Christian Living


The Merry Berry

Have you seen the funny television commercials featuring two fellows standing in a flooded cranberry bog? Their humor may be dry, but they're preparing to "wet-harvest" their cranberries.

A Merry Berry Harvest
There are two methods for harvesting cranberries – wet and dry. Berries that will be made into juice or sauce are wet-harvested. The bog is purposely flooded with water, then a special machine agitates the water like an egg beater so the berries are loosened from the vines and drift to the surface. Workers round up the floating fruit and load it onto trucks.

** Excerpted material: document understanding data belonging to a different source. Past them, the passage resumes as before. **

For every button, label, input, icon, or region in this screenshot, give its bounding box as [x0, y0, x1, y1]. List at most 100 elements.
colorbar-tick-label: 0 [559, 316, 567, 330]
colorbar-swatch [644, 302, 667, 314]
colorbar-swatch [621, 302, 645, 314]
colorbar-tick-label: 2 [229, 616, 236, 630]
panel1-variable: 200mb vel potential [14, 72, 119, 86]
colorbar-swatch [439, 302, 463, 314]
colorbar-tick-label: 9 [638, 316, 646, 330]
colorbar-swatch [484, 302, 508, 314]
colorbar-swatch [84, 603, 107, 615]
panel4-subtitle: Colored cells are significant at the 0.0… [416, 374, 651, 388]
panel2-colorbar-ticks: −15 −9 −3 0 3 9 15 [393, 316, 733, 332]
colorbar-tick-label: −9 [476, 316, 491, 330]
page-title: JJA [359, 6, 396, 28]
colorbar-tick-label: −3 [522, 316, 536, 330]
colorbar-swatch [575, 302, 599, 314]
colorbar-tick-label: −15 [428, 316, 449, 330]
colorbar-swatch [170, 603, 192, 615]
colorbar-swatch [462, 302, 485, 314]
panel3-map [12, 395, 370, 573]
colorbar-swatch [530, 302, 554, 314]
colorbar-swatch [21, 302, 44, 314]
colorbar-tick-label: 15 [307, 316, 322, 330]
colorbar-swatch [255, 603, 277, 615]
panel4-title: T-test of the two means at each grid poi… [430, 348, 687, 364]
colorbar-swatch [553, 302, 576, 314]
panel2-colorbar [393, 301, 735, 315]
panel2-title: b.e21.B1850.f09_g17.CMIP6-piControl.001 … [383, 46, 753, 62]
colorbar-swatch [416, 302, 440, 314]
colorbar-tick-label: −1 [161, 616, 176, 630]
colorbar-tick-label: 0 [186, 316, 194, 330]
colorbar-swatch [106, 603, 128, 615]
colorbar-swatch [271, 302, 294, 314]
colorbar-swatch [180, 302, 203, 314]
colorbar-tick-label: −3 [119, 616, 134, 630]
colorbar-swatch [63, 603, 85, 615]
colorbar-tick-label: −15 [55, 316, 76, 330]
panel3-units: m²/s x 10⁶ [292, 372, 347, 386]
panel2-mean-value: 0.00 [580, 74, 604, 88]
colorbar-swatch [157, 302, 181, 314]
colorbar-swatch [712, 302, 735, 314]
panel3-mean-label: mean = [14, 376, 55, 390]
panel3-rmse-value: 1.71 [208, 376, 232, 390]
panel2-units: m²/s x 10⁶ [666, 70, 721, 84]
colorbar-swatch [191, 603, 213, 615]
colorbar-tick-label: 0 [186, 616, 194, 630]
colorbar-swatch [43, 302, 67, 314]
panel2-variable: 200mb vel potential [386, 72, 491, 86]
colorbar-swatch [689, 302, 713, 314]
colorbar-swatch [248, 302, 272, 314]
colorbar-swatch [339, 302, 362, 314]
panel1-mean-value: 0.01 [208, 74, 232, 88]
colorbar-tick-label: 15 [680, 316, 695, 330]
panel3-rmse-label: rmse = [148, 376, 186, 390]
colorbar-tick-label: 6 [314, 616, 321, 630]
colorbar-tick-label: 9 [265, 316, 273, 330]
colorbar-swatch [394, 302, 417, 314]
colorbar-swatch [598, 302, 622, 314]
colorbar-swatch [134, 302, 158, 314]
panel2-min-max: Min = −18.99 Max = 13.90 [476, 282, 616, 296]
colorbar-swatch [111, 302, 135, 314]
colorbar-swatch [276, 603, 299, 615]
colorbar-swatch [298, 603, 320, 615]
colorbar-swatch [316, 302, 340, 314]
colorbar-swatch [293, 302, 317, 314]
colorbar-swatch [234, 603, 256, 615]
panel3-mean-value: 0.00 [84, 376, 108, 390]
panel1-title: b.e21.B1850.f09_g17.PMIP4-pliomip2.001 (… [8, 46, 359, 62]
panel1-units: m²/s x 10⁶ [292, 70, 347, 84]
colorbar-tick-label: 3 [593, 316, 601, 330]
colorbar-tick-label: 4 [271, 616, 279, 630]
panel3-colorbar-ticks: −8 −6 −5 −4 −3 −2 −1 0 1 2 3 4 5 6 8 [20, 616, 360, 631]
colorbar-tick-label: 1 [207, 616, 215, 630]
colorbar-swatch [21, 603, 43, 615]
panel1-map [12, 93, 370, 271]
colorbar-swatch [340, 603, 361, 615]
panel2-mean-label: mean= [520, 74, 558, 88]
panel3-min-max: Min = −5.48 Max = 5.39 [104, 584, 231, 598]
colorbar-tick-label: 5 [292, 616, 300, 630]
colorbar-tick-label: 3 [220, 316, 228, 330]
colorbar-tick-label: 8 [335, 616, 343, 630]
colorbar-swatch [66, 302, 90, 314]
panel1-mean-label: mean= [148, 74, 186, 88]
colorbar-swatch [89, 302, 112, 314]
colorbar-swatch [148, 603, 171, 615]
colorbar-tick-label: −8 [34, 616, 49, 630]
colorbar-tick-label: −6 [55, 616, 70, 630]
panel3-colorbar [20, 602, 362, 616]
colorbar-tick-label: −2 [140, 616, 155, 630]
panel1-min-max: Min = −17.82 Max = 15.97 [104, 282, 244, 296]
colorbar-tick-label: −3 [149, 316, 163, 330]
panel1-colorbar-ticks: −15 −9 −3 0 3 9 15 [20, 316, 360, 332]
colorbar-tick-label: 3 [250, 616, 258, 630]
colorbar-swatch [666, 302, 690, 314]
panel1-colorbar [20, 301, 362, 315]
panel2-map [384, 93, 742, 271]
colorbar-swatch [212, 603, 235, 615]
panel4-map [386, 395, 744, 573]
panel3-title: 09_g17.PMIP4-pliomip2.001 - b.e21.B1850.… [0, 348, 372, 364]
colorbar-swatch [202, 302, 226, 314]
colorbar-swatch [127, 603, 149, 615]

Berries that are sold fresh in bags are "dry-harvested" by simply combing them from the vines with a mechanical picker. These cranberries are sometimes called "bounce berries" because they rebound fairly well.

The wet-harvesting method is a beautiful sight, with the floating berries resembling a garnet and ruby sea. Those gorgeous shades of red make cranberries a pretty addition to any Thanksgiving or Christmas table. But these merry berries are such nutritional gems that it would be a shame to enjoy them only during the holidays.

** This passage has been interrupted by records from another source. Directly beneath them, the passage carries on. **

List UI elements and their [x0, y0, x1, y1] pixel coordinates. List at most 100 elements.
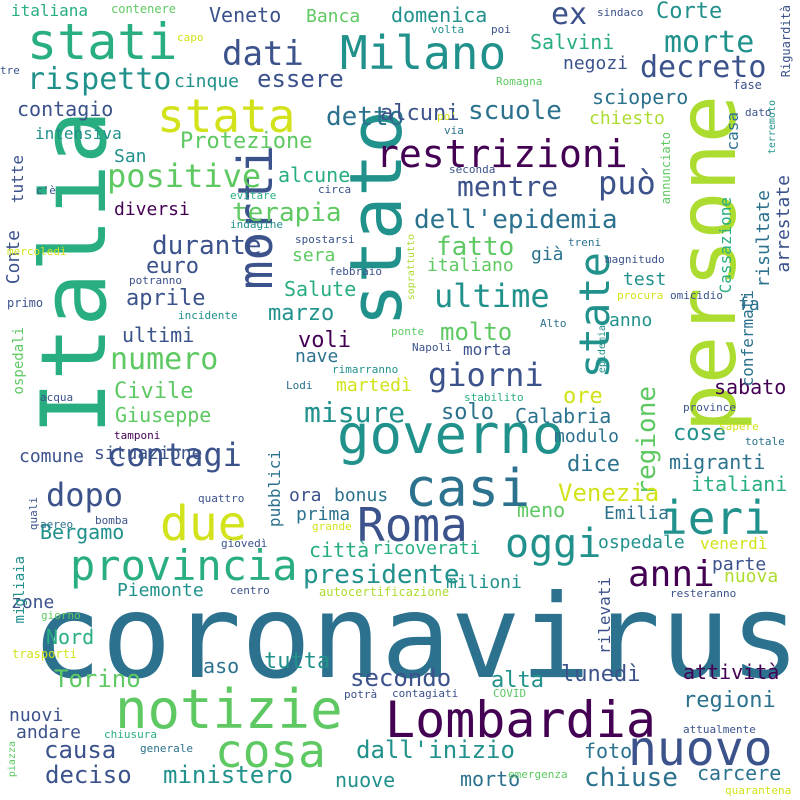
word-176: totale	[745, 435, 785, 448]
word-6: Lombardia	[385, 691, 656, 749]
word-102: negozi	[563, 53, 629, 74]
word-76: Calabria	[515, 404, 612, 428]
word-166: omicidio	[670, 289, 723, 302]
word-23: giorni	[428, 356, 544, 394]
word-91: morto	[460, 767, 521, 791]
word-137: rilevati	[595, 577, 614, 655]
word-175: sapere	[719, 420, 759, 433]
word-101: nuove	[335, 768, 396, 792]
word-58: alcuni	[380, 101, 460, 126]
word-193: COVID	[493, 687, 527, 700]
word-171: rimarranno	[332, 363, 399, 376]
word-0: coronavirus	[31, 570, 800, 705]
word-150: terremoto	[767, 100, 778, 155]
word-199: quarantena	[725, 784, 792, 797]
word-142: capo	[177, 31, 204, 44]
word-80: attività	[683, 660, 780, 684]
word-74: voli	[298, 328, 351, 353]
word-62: contagio	[17, 97, 114, 121]
word-7: casi	[405, 459, 531, 519]
word-106: italiano	[427, 255, 514, 276]
word-113: venerdì	[700, 534, 768, 553]
word-99: nuovi	[9, 705, 64, 726]
word-129: arrestate	[773, 175, 794, 273]
word-64: euro	[146, 254, 199, 279]
word-160: magnitudo	[605, 253, 665, 266]
word-114: martedì	[336, 375, 412, 396]
word-115: milioni	[446, 572, 522, 593]
word-183: bomba	[95, 514, 129, 527]
word-158: spostarsi	[295, 233, 355, 246]
word-135: pubblici	[265, 450, 284, 528]
word-128: risultate	[753, 190, 774, 288]
word-87: Emilia	[604, 503, 670, 524]
word-28: ultime	[434, 277, 550, 315]
word-15: ieri	[660, 491, 771, 545]
word-39: detto	[326, 102, 405, 132]
word-187: autocertificazione	[319, 585, 450, 599]
word-170: Napoli	[412, 341, 452, 354]
word-77: meno	[517, 498, 566, 522]
word-26: positive	[107, 157, 262, 195]
word-32: rispetto	[27, 62, 172, 97]
word-164: incidente	[178, 309, 238, 322]
word-31: decreto	[640, 50, 767, 85]
word-34: dell'epidemia	[414, 205, 618, 235]
word-127: fa	[738, 294, 760, 315]
word-132: confermati	[738, 290, 757, 387]
word-122: sera	[292, 245, 336, 266]
word-96: caso	[191, 654, 240, 678]
word-196: generale	[140, 742, 193, 755]
word-126: tutte	[8, 155, 27, 204]
word-66: Salvini	[530, 30, 615, 54]
word-73: alcune	[278, 163, 351, 187]
word-117: prima	[296, 504, 351, 525]
word-78: Bergamo	[40, 520, 125, 544]
word-71: Giuseppe	[115, 403, 212, 427]
word-70: sciopero	[592, 85, 689, 109]
word-119: zone	[11, 592, 55, 613]
word-54: regioni	[683, 688, 776, 713]
word-57: cose	[673, 421, 726, 446]
word-42: terapia	[232, 198, 342, 228]
word-53: lunedì	[561, 662, 641, 687]
word-144: poi	[491, 23, 511, 36]
word-63: aprile	[126, 286, 206, 311]
word-151: c'è	[36, 184, 56, 197]
word-147: po'	[437, 110, 457, 123]
word-189: giorno	[41, 609, 81, 622]
word-41: fatto	[436, 232, 515, 262]
word-81: alta	[491, 668, 544, 693]
word-192: contagiati	[392, 687, 459, 700]
word-86: situazione	[94, 443, 203, 464]
word-50: ex	[551, 0, 588, 32]
word-112: nuova	[724, 566, 779, 587]
word-174: province	[683, 401, 736, 414]
word-13: nuovo	[628, 721, 773, 777]
word-67: domenica	[391, 3, 488, 27]
word-178: stabilito	[464, 391, 524, 404]
word-155: seconda	[449, 163, 496, 176]
word-149: dato	[745, 106, 772, 119]
word-198: emergenza	[508, 768, 568, 781]
word-179: tamponi	[114, 429, 161, 442]
word-43: essere	[257, 65, 344, 93]
word-143: volta	[431, 23, 465, 36]
word-165: procura	[617, 289, 664, 302]
word-111: parte	[712, 554, 767, 575]
word-83: sabato	[714, 375, 787, 399]
word-60: Protezione	[180, 129, 313, 154]
word-79: tutta	[264, 649, 331, 674]
word-182: quattro	[198, 492, 245, 505]
word-90: foto	[584, 739, 633, 763]
word-105: cinque	[174, 71, 240, 92]
word-116: bonus	[334, 485, 389, 506]
word-168: Alto	[540, 317, 567, 330]
word-84: italiani	[691, 472, 788, 496]
word-45: deciso	[45, 761, 132, 789]
word-161: febbraio	[329, 265, 382, 278]
word-44: secondo	[350, 664, 452, 692]
word-121: nave	[295, 346, 339, 367]
word-25: dopo	[46, 476, 124, 514]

The Good-For-You Cranberry
Long before we were stringing cranberries and popcorn to decorate the Christmas tree, Native Americans used the berries for food, fabric dye and as medicine to treat various ailments. That's not surprising, because cranberries have a host of health benefits.

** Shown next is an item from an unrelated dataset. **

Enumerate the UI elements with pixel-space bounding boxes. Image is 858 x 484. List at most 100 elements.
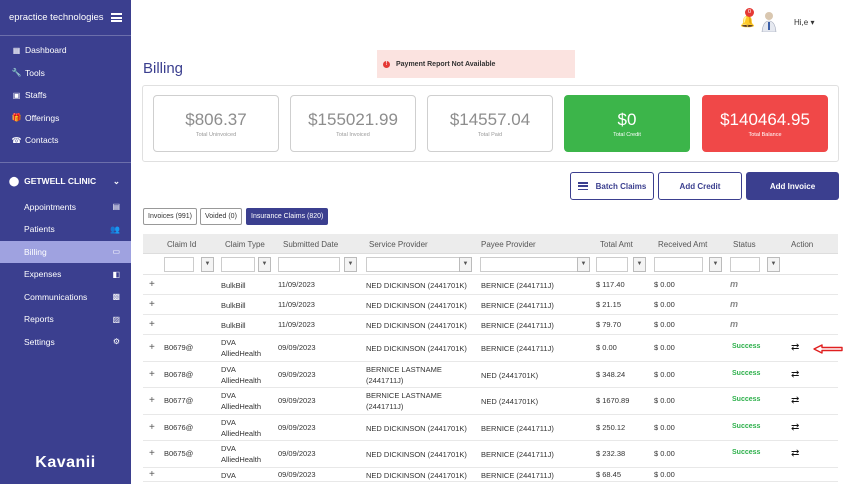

Studies show that the total concentration of antioxidants in cranberries is higher than most other fruits. An especially potent class of antioxidants in cranberries called proanthocyanidins (PACs) may help suppress the activity of bacteria that cause certain health problems. In fact, studies show this is why drinking cranberry juice helps fight urinary tract infections. The PACs in the cranberry juice prevent bacteria from sticking to the bladder walls, so they are flushed out in the urine, which decreases the risk of infection.

The anti-adhesion activity of cranberry juice may also help suppress bacteria that cause stomach ulcers and gum disease. Cranberries may fight heart disease and some forms of cancer, plus they are packed with fiber and vitamins.

Cranberries in the Kitchen
Eating cranberries every day is doable because they're available in so many forms. Cranberry juice, canned sauce and dried cranberries are available all year-round. You can keep a bag of dried berries in the cupboard to use in baking, stir into oatmeal or toss into salads.

Fresh cranberries are available from September through December, so stock up by buying extra bags. Store them in the crisper for several months or freeze them for up to a year. When you're ready to cook, throw them in still frozen – thawing makes them mushy.
If you can find fresh cranberries at the grocer, grab enough to last you through the off-season. If not, start with the dried, sweetened variety or 100% juice. Enjoy cranberries year-round for their tangy flavor and amazing antioxidants.
Here's a simple recipe to get you started:

Merry Berry Trail Mix

1 cup dried cranberries
1/2 cup golden raisins
1/2 cup walnuts or almonds
2 cups mini pretzels
2 cups frosted shredded wheat cereal minis

Mix ingredients together in large mixing bowl.  Divide trail mix evenly into 6 zippered sandwich bags.